Dissident republican prisoners in the North are threatening to go on hunger strike if their demands to stay segregated from loyalist prisoners are not met.
Seventeen inmates linked to the "Real IRA" and other dissident organisations are engaged in a "dirty protest" in Maghaberry prison, smearing their excrement over cell walls.
The republicans want to be separated from loyalists at the high-security complex near Lisburn, Co Antrim. It is understood the campaign, which has been under way for almost three weeks, is to intensify and spread to Magilligan Prison, Co Derry.
Republicans said tensions erupted into the dirty protest when a prominent dissident republican from Derry was put in a holding cell along with Mo Courtney, an Ulster Defence Association commander and one-time Johnny Adair associate.
The allegation was strenuously denied by Maghaberry managers.

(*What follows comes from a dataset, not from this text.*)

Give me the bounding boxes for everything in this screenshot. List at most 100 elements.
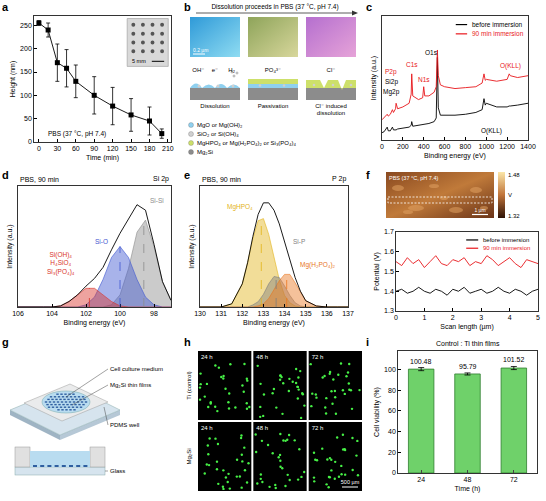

Ms Marian Price, chair of the Irish Republican Prisoners' Welfare Association, said the protesters were determined.She warned: "If one of these young men dies in prison there are going to be consequences and it doesn't bear thinking about".
In 1981, IRA men inside the Maze Prison went on a fast to gain political status. Ten of them died.
A rally planned for west Belfast tomorrow will show how much support there is among republicans on the outside for inmates demanding segregation for what they say are safety reasons.